GPT-5.6 Sol d'OpenAI passe de 13,3 % à 38,3 % de réussite grâce à deux ajustements techniques. L'impact de la gestion du contexte sur les performances.

Les performances d’un modèle ne dépendent pas uniquement de ses capacités. OpenAI en apporte une nouvelle illustration avec ARC-AGI-3, un benchmark composé de jeux en 2D inconnus, dans lesquels l’agent doit comprendre progressivement les règles à partir de ses actions et des réponses affichées à l’écran.

Avec le dispositif officiel du benchmark, GPT-5.6 Sol obtient 13,3 % sur l’ensemble public. En utilisant la Responses API avec deux réglages déjà employés dans ChatGPT et Codex, le maintien du raisonnement entre les actions et la compaction du contexte, le score atteint 38,3 %, tout en divisant par six le nombre de tokens générés.

Dans la configuration initiale, chaque nouvelle action effaçait les messages de raisonnement précédents.
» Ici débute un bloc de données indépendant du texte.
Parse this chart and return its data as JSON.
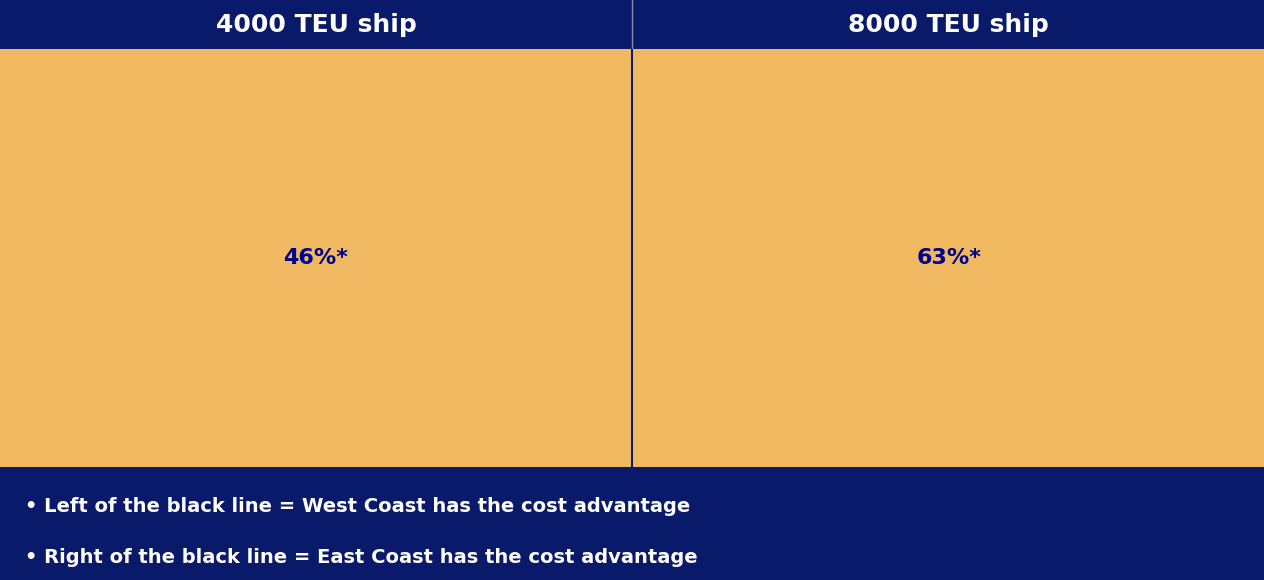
{
  "title_left": "4000 TEU ship",
  "title_right": "8000 TEU ship",
  "label1": "• Left of the black line = West Coast has the cost advantage",
  "label2": "• Right of the black line = East Coast has the cost advantage",
  "pct_left": "46%*",
  "pct_right": "63%*",
  "bg_color": "#0a1a6b",
  "header_color": "#1a3a9a",
  "map_bg": "#8888cc",
  "ocean_color": "#00ccaa",
  "title_text_color": "white",
  "label_text_color": "white",
  "pct_text_color": "#00008B",
  "figsize": [
    12.64,
    5.8
  ],
  "dpi": 100
}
Le modèle conservait l’historique de ses mouvements, mais perdait les analyses et les stratégies qui les avaient motivés. Lorsque le contexte devenait trop long, les éléments les plus anciens étaient également supprimés, obligeant régulièrement l’agent à réinterpréter le jeu.
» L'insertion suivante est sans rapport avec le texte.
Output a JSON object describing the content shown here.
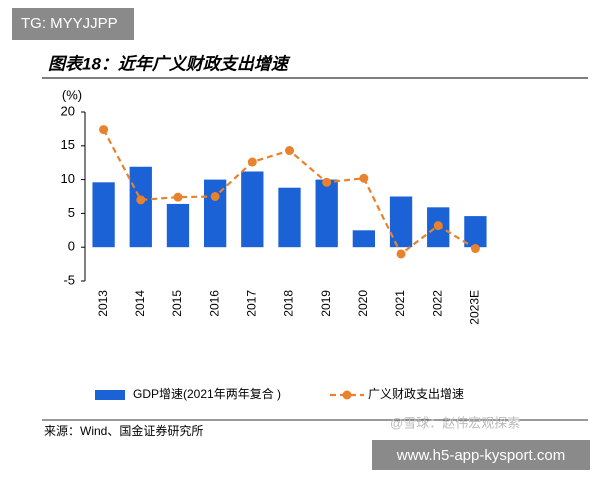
{
  "chart_data": {
    "type": "bar-line",
    "title": "图表18：近年广义财政支出增速",
    "y_label": "(%)",
    "categories": [
      "2013",
      "2014",
      "2015",
      "2016",
      "2017",
      "2018",
      "2019",
      "2020",
      "2021",
      "2022",
      "2023E"
    ],
    "series": [
      {
        "name": "GDP增速(2021年两年复合 )",
        "type": "bar",
        "color": "#1a62d6",
        "values": [
          9.6,
          11.9,
          6.4,
          10.0,
          11.2,
          8.8,
          10.0,
          2.5,
          7.5,
          5.9,
          4.6
        ]
      },
      {
        "name": "广义财政支出增速",
        "type": "line",
        "color": "#e8822c",
        "values": [
          17.4,
          7.0,
          7.4,
          7.5,
          12.6,
          14.3,
          9.6,
          10.2,
          -1.0,
          3.2,
          -0.2
        ]
      }
    ],
    "ylim": [
      -5,
      20
    ],
    "yticks": [
      -5,
      0,
      5,
      10,
      15,
      20
    ],
    "grid": false,
    "legend": "bottom",
    "source": "来源：Wind、国金证券研究所"
  },
  "watermarks": {
    "top": "TG: MYYJJPP",
    "middle": "@雪球：赵伟宏观探索",
    "bottom": "www.h5-app-kysport.com"
  }
}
La conservation du raisonnement permet au modèle de poursuivre une stratégie sans reprendre son analyse depuis le début. La compaction remplace de son côté la suppression progressive de l’historique par un résumé des informations utiles, afin de préserver les règles comprises, les essais effectués et les erreurs déjà rencontrées.
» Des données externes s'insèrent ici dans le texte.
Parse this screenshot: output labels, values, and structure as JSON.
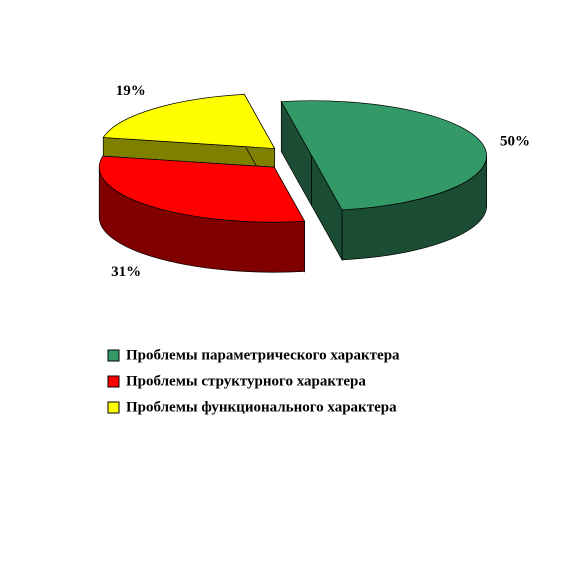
{
  "chart_data": {
    "type": "pie3d",
    "categories": [
      "Проблемы параметрического характера",
      "Проблемы структурного характера",
      "Проблемы функционального характера"
    ],
    "values": [
      50,
      31,
      19
    ],
    "value_labels": [
      "50%",
      "31%",
      "19%"
    ],
    "colors": [
      "#339966",
      "#ff0000",
      "#ffff00"
    ],
    "legend": "bottom"
  }
}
Le score utilisé, baptisé RHAE, compare l’efficacité des actions du modèle à celle d’un humain. OpenAI estime que les personnes ayant testé ces jeux atteignent en moyenne 48 %. GPT-5.6 Sol reste donc sous ce niveau, mais l’écart entre les deux configurations rappelle qu’un benchmark évalue aussi la gestion du contexte, les paramètres de l’API et le dispositif qui relie le modèle à son environnement.